Contribución a las prioridades europeas en salud e innovación digital
En el marco del proyecto se llevaron a cabo diversos estudios experimentales y análisis computacionales. «Nuestros resultados demuestran que ahora es posible estudiar el hueso de una forma más integrada, cuantitativa y con resolución temporal. Además, pudimos comparar distintas causas de pérdida ósea, entre ellas la inflamación, el envejecimiento y los cambios hormonales», explica Schett. Al mejorar el diagnóstico, 4-D nanoSCOPE abre la puerta a estrategias preventivas y tratamientos más específicos. Esto podría mejorar la calidad de vida de las personas afectadas y contribuir a la sostenibilidad de los sistemas sanitarios. Los próximos pasos del equipo se centran en seguir desarrollando y aplicando las tecnologías y métodos generados en el proyecto. «Queremos acercarnos a la aplicación clínica.
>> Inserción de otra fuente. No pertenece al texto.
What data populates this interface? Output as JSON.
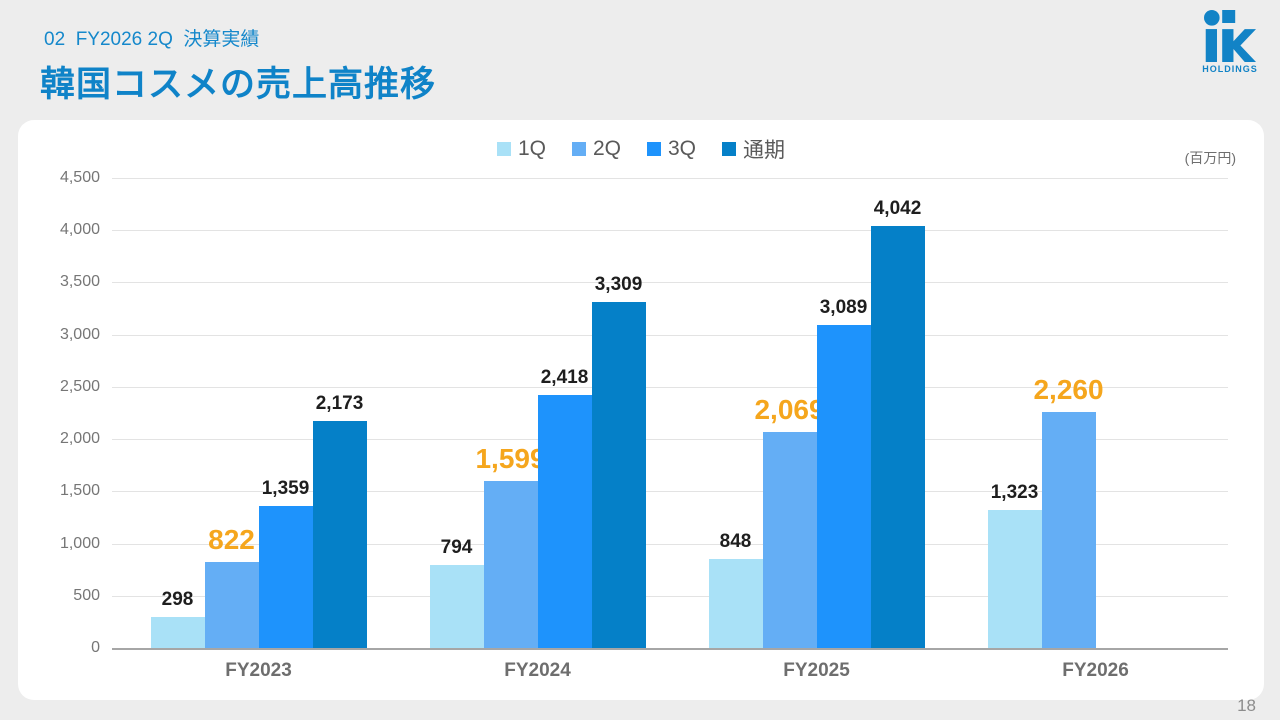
{
  "header": {
    "eyebrow": "02  FY2026 2Q  決算実績",
    "title": "韓国コスメの売上高推移"
  },
  "logo": {
    "text": "HOLDINGS",
    "color": "#1283C6"
  },
  "page_number": "18",
  "chart_data": {
    "type": "bar",
    "title": "韓国コスメの売上高推移",
    "unit_label": "(百万円)",
    "categories": [
      "FY2023",
      "FY2024",
      "FY2025",
      "FY2026"
    ],
    "series": [
      {
        "name": "1Q",
        "color": "#A9E1F7",
        "values": [
          298,
          794,
          848,
          1323
        ]
      },
      {
        "name": "2Q",
        "color": "#64AEF5",
        "values": [
          822,
          1599,
          2069,
          2260
        ],
        "label_highlight": true
      },
      {
        "name": "3Q",
        "color": "#1E93FC",
        "values": [
          1359,
          2418,
          3089,
          null
        ]
      },
      {
        "name": "通期",
        "color": "#0580C8",
        "values": [
          2173,
          3309,
          4042,
          null
        ]
      }
    ],
    "ylim": [
      0,
      4500
    ],
    "ytick_step": 500,
    "grid": true,
    "legend_position": "top",
    "highlight_color": "#F5A61D",
    "label_color": "#1E1E1E"
  }
}
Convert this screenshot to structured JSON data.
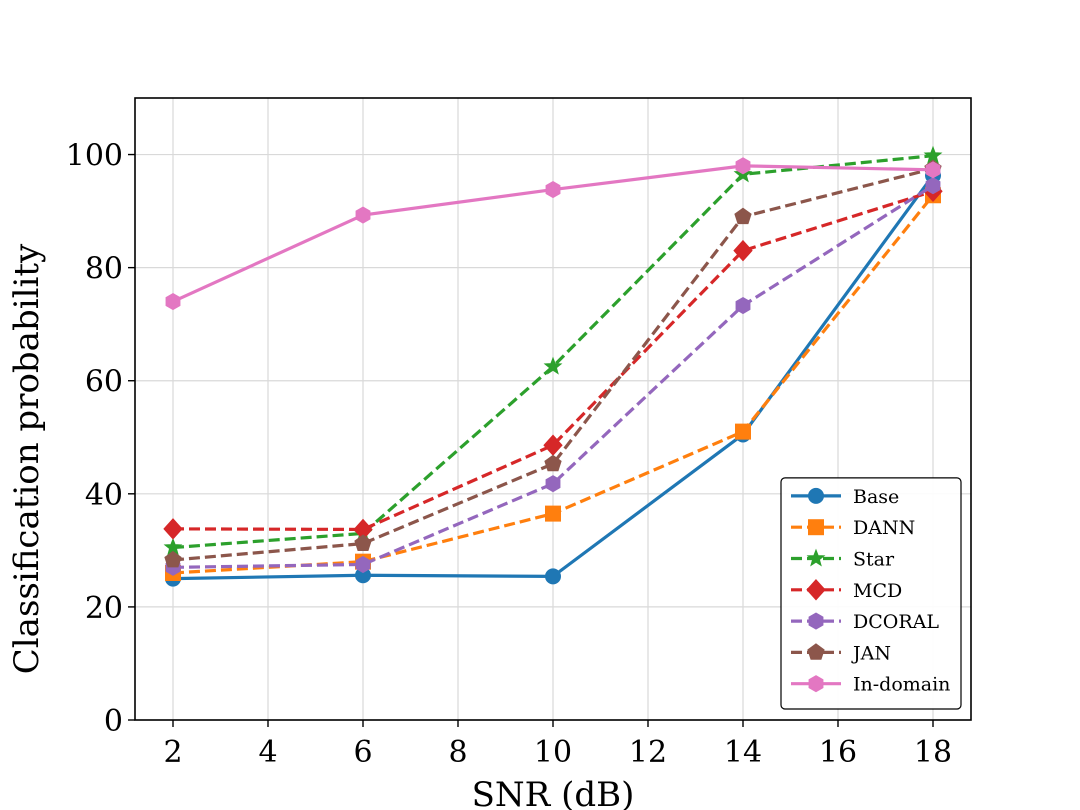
{
  "chart_data": {
    "type": "line",
    "title": "",
    "xlabel": "SNR (dB)",
    "ylabel": "Classification probability",
    "x": [
      2,
      6,
      10,
      14,
      18
    ],
    "xlim": [
      1.2,
      18.8
    ],
    "ylim": [
      0,
      110
    ],
    "xticks": [
      2,
      4,
      6,
      8,
      10,
      12,
      14,
      16,
      18
    ],
    "yticks": [
      0,
      20,
      40,
      60,
      80,
      100
    ],
    "grid": true,
    "legend_position": "lower-right",
    "series": [
      {
        "name": "Base",
        "values": [
          25.0,
          25.6,
          25.4,
          50.5,
          96.3
        ],
        "color": "#1f77b4",
        "dash": "solid",
        "marker": "circle"
      },
      {
        "name": "DANN",
        "values": [
          26.0,
          28.0,
          36.5,
          51.0,
          92.8
        ],
        "color": "#ff7f0e",
        "dash": "dashed",
        "marker": "square"
      },
      {
        "name": "Star",
        "values": [
          30.5,
          33.0,
          62.5,
          96.5,
          99.8
        ],
        "color": "#2ca02c",
        "dash": "dashed",
        "marker": "star"
      },
      {
        "name": "MCD",
        "values": [
          33.8,
          33.7,
          48.6,
          83.0,
          93.5
        ],
        "color": "#d62728",
        "dash": "dashed",
        "marker": "diamond"
      },
      {
        "name": "DCORAL",
        "values": [
          27.0,
          27.5,
          41.8,
          73.3,
          94.5
        ],
        "color": "#9467bd",
        "dash": "dashed",
        "marker": "hexagon"
      },
      {
        "name": "JAN",
        "values": [
          28.3,
          31.2,
          45.3,
          89.0,
          97.5
        ],
        "color": "#8c564b",
        "dash": "dashed",
        "marker": "pentagon"
      },
      {
        "name": "In-domain",
        "values": [
          74.0,
          89.3,
          93.8,
          98.0,
          97.3
        ],
        "color": "#e377c2",
        "dash": "solid",
        "marker": "hexagon"
      }
    ]
  }
}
Por ejemplo, mediante la integración de nuestras técnicas en investigaciones orientadas al diagnóstico, al seguimiento terapéutico y al desarrollo de tratamientos», agrega Schett. Los flujos de trabajo y los conjuntos de datos del proyecto se pondrán a disposición de la comunidad científica para facilitar estudios ulteriores y ampliar sus aplicaciones. Esto posibilitará nuevas oportunidades de colaboración interdisciplinaria en ámbitos como la investigación musculoesquelética, la ciencia de materiales y la ingeniería biomédica.